Ex-Father-in-Law

You go to pay your respects to a man you haven’t seen in 20 years, a man who is 91 and has lost his wife to an awful stroke and denouement and is now failing himself.  Like many a young man who has won the hand of the eldest daughter, I found myself at the wrong end of his stick, that much more after the divorce.

But there he was in the small house of his decline, smiling and warm, his legs under a blanket.  I had been given to expect a sharp decline, and was uncomfortable disturbing his waning days – who is comfortable visiting the aged, unless it’s someone you visit often? –  but I needn’t have worried.  He was older, of course, but very recognizable and in good spirits.  It was a short visit, given to pleasantries and memories and examining pictures on the mantle to direct the conversation.  I doubt he remembered I was there 5 minutes after I was gone.
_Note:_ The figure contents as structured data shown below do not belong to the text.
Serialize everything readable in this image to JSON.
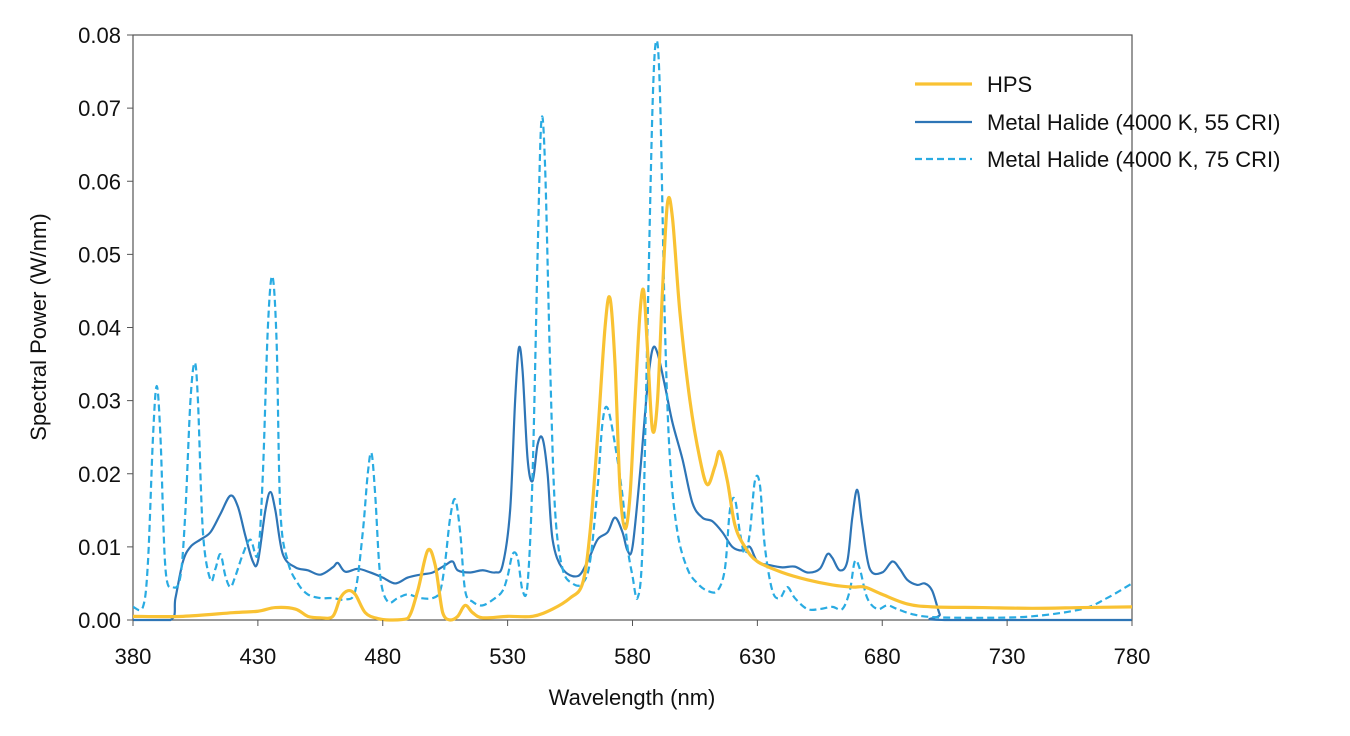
{
  "chart_data": {
    "type": "line",
    "title": "",
    "xlabel": "Wavelength (nm)",
    "ylabel": "Spectral Power (W/nm)",
    "xlim": [
      380,
      780
    ],
    "ylim": [
      0,
      0.08
    ],
    "x_ticks": [
      380,
      430,
      480,
      530,
      580,
      630,
      680,
      730,
      780
    ],
    "x_tick_labels": [
      "380",
      "430",
      "480",
      "530",
      "580",
      "630",
      "680",
      "730",
      "780"
    ],
    "y_ticks": [
      0,
      0.01,
      0.02,
      0.03,
      0.04,
      0.05,
      0.06,
      0.07,
      0.08
    ],
    "y_tick_labels": [
      "0.00",
      "0.01",
      "0.02",
      "0.03",
      "0.04",
      "0.05",
      "0.06",
      "0.07",
      "0.08"
    ],
    "grid": false,
    "legend_position": "top-right",
    "series": [
      {
        "name": "HPS",
        "color": "#F9C233",
        "style": "solid",
        "points": [
          [
            380,
            0.0005
          ],
          [
            400,
            0.0005
          ],
          [
            420,
            0.001
          ],
          [
            430,
            0.0012
          ],
          [
            437,
            0.0017
          ],
          [
            445,
            0.0015
          ],
          [
            450,
            0.0005
          ],
          [
            455,
            0.0003
          ],
          [
            460,
            0.0005
          ],
          [
            463,
            0.003
          ],
          [
            466,
            0.004
          ],
          [
            469,
            0.0035
          ],
          [
            473,
            0.001
          ],
          [
            478,
            0.0002
          ],
          [
            484,
            0.0
          ],
          [
            490,
            0.0002
          ],
          [
            494,
            0.004
          ],
          [
            498,
            0.0095
          ],
          [
            501,
            0.0075
          ],
          [
            504,
            0.001
          ],
          [
            507,
            0.0
          ],
          [
            510,
            0.0005
          ],
          [
            513,
            0.002
          ],
          [
            516,
            0.001
          ],
          [
            520,
            0.0003
          ],
          [
            530,
            0.0005
          ],
          [
            540,
            0.0005
          ],
          [
            548,
            0.0015
          ],
          [
            555,
            0.003
          ],
          [
            560,
            0.005
          ],
          [
            563,
            0.012
          ],
          [
            566,
            0.025
          ],
          [
            569,
            0.04
          ],
          [
            571,
            0.044
          ],
          [
            573,
            0.035
          ],
          [
            575,
            0.018
          ],
          [
            577,
            0.0125
          ],
          [
            579,
            0.017
          ],
          [
            581,
            0.03
          ],
          [
            583,
            0.042
          ],
          [
            584.5,
            0.045
          ],
          [
            586,
            0.037
          ],
          [
            588,
            0.026
          ],
          [
            590,
            0.03
          ],
          [
            592,
            0.045
          ],
          [
            594,
            0.057
          ],
          [
            596,
            0.055
          ],
          [
            599,
            0.042
          ],
          [
            603,
            0.03
          ],
          [
            607,
            0.022
          ],
          [
            610,
            0.0185
          ],
          [
            613,
            0.021
          ],
          [
            615,
            0.023
          ],
          [
            618,
            0.019
          ],
          [
            621,
            0.013
          ],
          [
            625,
            0.01
          ],
          [
            630,
            0.008
          ],
          [
            640,
            0.0065
          ],
          [
            650,
            0.0055
          ],
          [
            660,
            0.0048
          ],
          [
            668,
            0.0045
          ],
          [
            673,
            0.0045
          ],
          [
            680,
            0.0035
          ],
          [
            690,
            0.0022
          ],
          [
            700,
            0.0018
          ],
          [
            720,
            0.0017
          ],
          [
            740,
            0.0016
          ],
          [
            760,
            0.0017
          ],
          [
            780,
            0.0018
          ]
        ]
      },
      {
        "name": "Metal Halide (4000 K, 55 CRI)",
        "color": "#2E75B6",
        "style": "solid",
        "points": [
          [
            380,
            0.0
          ],
          [
            395,
            0.0
          ],
          [
            397,
            0.003
          ],
          [
            400,
            0.008
          ],
          [
            403,
            0.01
          ],
          [
            407,
            0.011
          ],
          [
            411,
            0.012
          ],
          [
            415,
            0.0145
          ],
          [
            419,
            0.017
          ],
          [
            422,
            0.0155
          ],
          [
            425,
            0.0115
          ],
          [
            428,
            0.008
          ],
          [
            430,
            0.008
          ],
          [
            433,
            0.015
          ],
          [
            435,
            0.0175
          ],
          [
            437,
            0.015
          ],
          [
            440,
            0.009
          ],
          [
            445,
            0.0072
          ],
          [
            450,
            0.0068
          ],
          [
            455,
            0.0062
          ],
          [
            460,
            0.0072
          ],
          [
            462,
            0.0078
          ],
          [
            465,
            0.0066
          ],
          [
            470,
            0.007
          ],
          [
            475,
            0.0065
          ],
          [
            480,
            0.0058
          ],
          [
            485,
            0.005
          ],
          [
            490,
            0.0058
          ],
          [
            495,
            0.0062
          ],
          [
            500,
            0.0065
          ],
          [
            505,
            0.0075
          ],
          [
            508,
            0.008
          ],
          [
            510,
            0.0068
          ],
          [
            515,
            0.0065
          ],
          [
            520,
            0.0068
          ],
          [
            525,
            0.0065
          ],
          [
            528,
            0.0075
          ],
          [
            531,
            0.015
          ],
          [
            533,
            0.03
          ],
          [
            534.5,
            0.0372
          ],
          [
            536,
            0.034
          ],
          [
            538,
            0.022
          ],
          [
            540,
            0.019
          ],
          [
            542,
            0.024
          ],
          [
            544,
            0.0248
          ],
          [
            546,
            0.02
          ],
          [
            548,
            0.011
          ],
          [
            552,
            0.007
          ],
          [
            558,
            0.006
          ],
          [
            562,
            0.008
          ],
          [
            566,
            0.011
          ],
          [
            570,
            0.012
          ],
          [
            573,
            0.014
          ],
          [
            576,
            0.012
          ],
          [
            578,
            0.0095
          ],
          [
            580,
            0.01
          ],
          [
            583,
            0.02
          ],
          [
            586,
            0.032
          ],
          [
            588,
            0.037
          ],
          [
            590,
            0.0365
          ],
          [
            593,
            0.032
          ],
          [
            596,
            0.027
          ],
          [
            600,
            0.022
          ],
          [
            604,
            0.016
          ],
          [
            608,
            0.014
          ],
          [
            612,
            0.0135
          ],
          [
            616,
            0.012
          ],
          [
            620,
            0.01
          ],
          [
            624,
            0.0095
          ],
          [
            627,
            0.01
          ],
          [
            630,
            0.008
          ],
          [
            635,
            0.0075
          ],
          [
            640,
            0.0072
          ],
          [
            645,
            0.0073
          ],
          [
            650,
            0.0065
          ],
          [
            655,
            0.007
          ],
          [
            658,
            0.009
          ],
          [
            660,
            0.0085
          ],
          [
            663,
            0.0068
          ],
          [
            666,
            0.008
          ],
          [
            668,
            0.014
          ],
          [
            670,
            0.0178
          ],
          [
            672,
            0.013
          ],
          [
            675,
            0.007
          ],
          [
            680,
            0.0065
          ],
          [
            684,
            0.008
          ],
          [
            687,
            0.007
          ],
          [
            690,
            0.0055
          ],
          [
            694,
            0.0048
          ],
          [
            697,
            0.005
          ],
          [
            700,
            0.004
          ],
          [
            703,
            0.0008
          ],
          [
            705,
            0.0
          ],
          [
            780,
            0.0
          ]
        ]
      },
      {
        "name": "Metal Halide (4000 K, 75 CRI)",
        "color": "#29ABE2",
        "style": "dashed",
        "points": [
          [
            380,
            0.0018
          ],
          [
            384,
            0.0018
          ],
          [
            386,
            0.008
          ],
          [
            388,
            0.025
          ],
          [
            389.5,
            0.032
          ],
          [
            391,
            0.025
          ],
          [
            393,
            0.007
          ],
          [
            396,
            0.0045
          ],
          [
            399,
            0.006
          ],
          [
            401,
            0.015
          ],
          [
            403,
            0.03
          ],
          [
            404.7,
            0.0352
          ],
          [
            406,
            0.03
          ],
          [
            408,
            0.012
          ],
          [
            411,
            0.0055
          ],
          [
            413,
            0.007
          ],
          [
            415,
            0.009
          ],
          [
            417,
            0.006
          ],
          [
            419,
            0.0045
          ],
          [
            421,
            0.006
          ],
          [
            424,
            0.009
          ],
          [
            427,
            0.011
          ],
          [
            430,
            0.009
          ],
          [
            432,
            0.02
          ],
          [
            434,
            0.04
          ],
          [
            435.8,
            0.047
          ],
          [
            437.5,
            0.038
          ],
          [
            439,
            0.015
          ],
          [
            442,
            0.008
          ],
          [
            446,
            0.005
          ],
          [
            450,
            0.0035
          ],
          [
            455,
            0.003
          ],
          [
            460,
            0.003
          ],
          [
            465,
            0.0028
          ],
          [
            469,
            0.004
          ],
          [
            472,
            0.012
          ],
          [
            474,
            0.02
          ],
          [
            475.5,
            0.0228
          ],
          [
            477,
            0.017
          ],
          [
            479,
            0.006
          ],
          [
            482,
            0.0025
          ],
          [
            486,
            0.003
          ],
          [
            490,
            0.0035
          ],
          [
            495,
            0.003
          ],
          [
            500,
            0.003
          ],
          [
            503,
            0.004
          ],
          [
            505,
            0.008
          ],
          [
            507,
            0.014
          ],
          [
            509,
            0.0165
          ],
          [
            511,
            0.012
          ],
          [
            513,
            0.004
          ],
          [
            516,
            0.0025
          ],
          [
            520,
            0.002
          ],
          [
            525,
            0.003
          ],
          [
            528,
            0.004
          ],
          [
            530,
            0.006
          ],
          [
            532,
            0.009
          ],
          [
            534,
            0.0085
          ],
          [
            536,
            0.004
          ],
          [
            538,
            0.005
          ],
          [
            540,
            0.02
          ],
          [
            542,
            0.05
          ],
          [
            543.5,
            0.0682
          ],
          [
            545,
            0.062
          ],
          [
            547,
            0.035
          ],
          [
            549,
            0.015
          ],
          [
            552,
            0.007
          ],
          [
            556,
            0.005
          ],
          [
            560,
            0.005
          ],
          [
            563,
            0.008
          ],
          [
            566,
            0.018
          ],
          [
            568,
            0.027
          ],
          [
            570,
            0.029
          ],
          [
            573,
            0.024
          ],
          [
            576,
            0.017
          ],
          [
            578,
            0.01
          ],
          [
            580,
            0.006
          ],
          [
            582,
            0.003
          ],
          [
            584,
            0.01
          ],
          [
            586,
            0.04
          ],
          [
            588,
            0.07
          ],
          [
            589.5,
            0.0792
          ],
          [
            591,
            0.072
          ],
          [
            593,
            0.04
          ],
          [
            595,
            0.022
          ],
          [
            598,
            0.012
          ],
          [
            602,
            0.007
          ],
          [
            606,
            0.005
          ],
          [
            610,
            0.004
          ],
          [
            614,
            0.004
          ],
          [
            617,
            0.007
          ],
          [
            619,
            0.015
          ],
          [
            621,
            0.0165
          ],
          [
            623,
            0.012
          ],
          [
            625,
            0.009
          ],
          [
            627,
            0.012
          ],
          [
            629,
            0.019
          ],
          [
            631,
            0.0185
          ],
          [
            633,
            0.01
          ],
          [
            636,
            0.004
          ],
          [
            639,
            0.003
          ],
          [
            642,
            0.0045
          ],
          [
            645,
            0.003
          ],
          [
            650,
            0.0015
          ],
          [
            655,
            0.0015
          ],
          [
            660,
            0.0018
          ],
          [
            664,
            0.0015
          ],
          [
            667,
            0.004
          ],
          [
            669,
            0.008
          ],
          [
            671,
            0.007
          ],
          [
            674,
            0.003
          ],
          [
            678,
            0.0015
          ],
          [
            682,
            0.002
          ],
          [
            686,
            0.0015
          ],
          [
            692,
            0.0008
          ],
          [
            700,
            0.0004
          ],
          [
            720,
            0.0003
          ],
          [
            740,
            0.0005
          ],
          [
            760,
            0.0015
          ],
          [
            770,
            0.003
          ],
          [
            780,
            0.005
          ]
        ]
      }
    ]
  }
}
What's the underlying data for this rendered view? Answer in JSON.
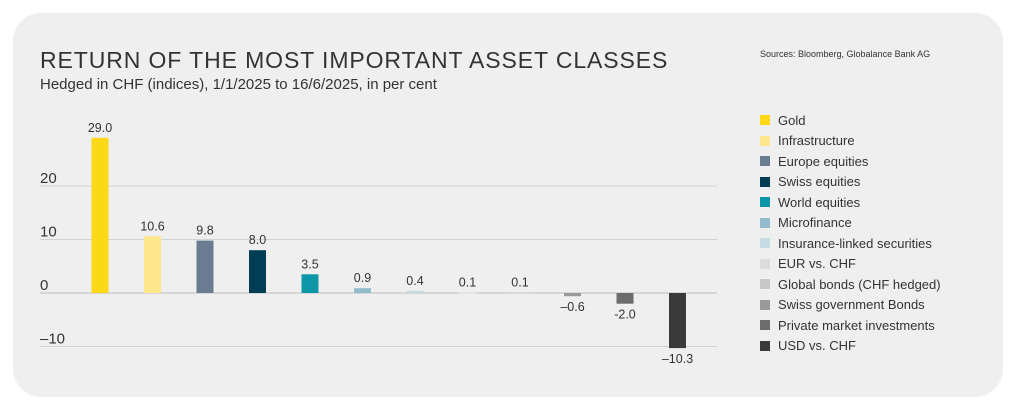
{
  "source": "Sources: Bloomberg, Globalance Bank AG",
  "chart_data": {
    "type": "bar",
    "title": "RETURN OF THE MOST IMPORTANT ASSET CLASSES",
    "subtitle": "Hedged in CHF (indices), 1/1/2025 to 16/6/2025, in per cent",
    "xlabel": "",
    "ylabel": "",
    "ylim": [
      -10.3,
      29.0
    ],
    "yticks": [
      20,
      10,
      0,
      -10
    ],
    "ytick_labels": [
      "20",
      "10",
      "0",
      "–10"
    ],
    "grid": true,
    "legend_position": "right",
    "categories": [
      "Gold",
      "Infrastructure",
      "Europe equities",
      "Swiss equities",
      "World equities",
      "Microfinance",
      "Insurance-linked securities",
      "EUR vs. CHF",
      "Global bonds (CHF hedged)",
      "Swiss government Bonds",
      "Private market investments",
      "USD vs. CHF"
    ],
    "values": [
      29.0,
      10.6,
      9.8,
      8.0,
      3.5,
      0.9,
      0.4,
      0.1,
      0.1,
      -0.6,
      -2.0,
      -10.3
    ],
    "value_labels": [
      "29.0",
      "10.6",
      "9.8",
      "8.0",
      "3.5",
      "0.9",
      "0.4",
      "0.1",
      "0.1",
      "–0.6",
      "-2.0",
      "–10.3"
    ],
    "colors": [
      "#fdd817",
      "#fde68c",
      "#6a7c91",
      "#003e55",
      "#0d97a6",
      "#92bccb",
      "#c4dde5",
      "#dcdcdc",
      "#c8c8c8",
      "#9a9a9a",
      "#6c6c6c",
      "#3a3a3a"
    ]
  }
}
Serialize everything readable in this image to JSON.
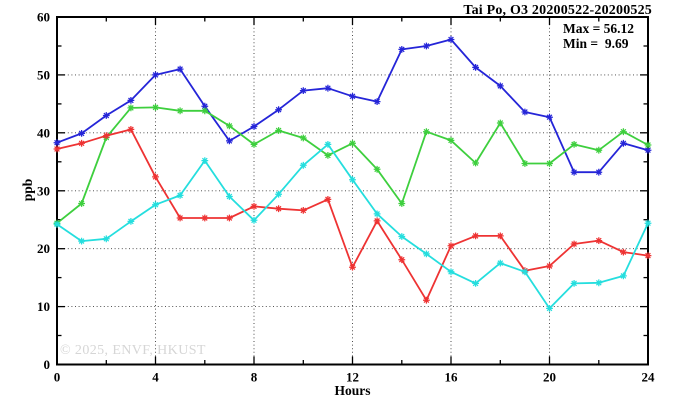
{
  "title": "Tai Po, O3 20200522-20200525",
  "stats": {
    "max_label": "Max = 56.12",
    "min_label": "Min =  9.69"
  },
  "watermark": "© 2025, ENVF, HKUST",
  "chart_data": {
    "type": "line",
    "title": "Tai Po, O3 20200522-20200525",
    "xlabel": "Hours",
    "ylabel": "ppb",
    "xlim": [
      0,
      24
    ],
    "ylim": [
      0,
      60
    ],
    "grid": "dotted lines at major ticks, ticks on all four sides",
    "legend_position": "none",
    "x_major_ticks": [
      0,
      4,
      8,
      12,
      16,
      20,
      24
    ],
    "x_minor_ticks": [
      2,
      6,
      10,
      14,
      18,
      22
    ],
    "y_major_ticks": [
      0,
      10,
      20,
      30,
      40,
      50,
      60
    ],
    "y_minor_ticks": [
      5,
      15,
      25,
      35,
      45,
      55
    ],
    "marker": "asterisk",
    "x": [
      0,
      1,
      2,
      3,
      4,
      5,
      6,
      7,
      8,
      9,
      10,
      11,
      12,
      13,
      14,
      15,
      16,
      17,
      18,
      19,
      20,
      21,
      22,
      23,
      24
    ],
    "series": [
      {
        "name": "blue",
        "color": "#2525d8",
        "values": [
          38.3,
          39.9,
          43.0,
          45.6,
          50.0,
          51.0,
          44.6,
          38.6,
          41.1,
          44.0,
          47.3,
          47.7,
          46.3,
          45.4,
          54.4,
          55.0,
          56.12,
          51.3,
          48.1,
          43.6,
          42.7,
          33.2,
          33.2,
          38.2,
          37.0
        ]
      },
      {
        "name": "green",
        "color": "#3ecf3e",
        "values": [
          24.4,
          27.8,
          39.2,
          44.3,
          44.4,
          43.8,
          43.8,
          41.2,
          38.0,
          40.4,
          39.1,
          36.1,
          38.2,
          33.7,
          27.8,
          40.2,
          38.7,
          34.8,
          41.7,
          34.7,
          34.7,
          38.0,
          37.0,
          40.2,
          37.9
        ]
      },
      {
        "name": "red",
        "color": "#ee3333",
        "values": [
          37.2,
          38.2,
          39.5,
          40.6,
          32.4,
          25.3,
          25.3,
          25.3,
          27.3,
          26.9,
          26.6,
          28.5,
          16.8,
          24.8,
          18.1,
          11.1,
          20.5,
          22.2,
          22.2,
          16.2,
          17.0,
          20.8,
          21.4,
          19.4,
          18.8
        ]
      },
      {
        "name": "cyan",
        "color": "#25dede",
        "values": [
          24.2,
          21.3,
          21.7,
          24.7,
          27.6,
          29.2,
          35.2,
          29.0,
          24.9,
          29.4,
          34.4,
          38.0,
          31.9,
          26.0,
          22.1,
          19.1,
          16.0,
          14.0,
          17.5,
          16.0,
          9.69,
          14.0,
          14.1,
          15.3,
          24.4
        ]
      }
    ],
    "annotations": {
      "max": 56.12,
      "min": 9.69
    }
  }
}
I am only 30 years away from this – will we have the freedom to check out easily by then?  Not giving ourselves over to caregivers and incontinence and faulty memories and severe limitation?  Or will I cling to life, like so many I see, willing to hang on to whatever thread, no matter the discomfort or embarrassment, for one more view of my grandchild or a sunny morning or whatever remains of this life?  I am so convinced of an afterlife, I do not feel so hooked into this one, but who knows how I’ll feel when I am in that chair?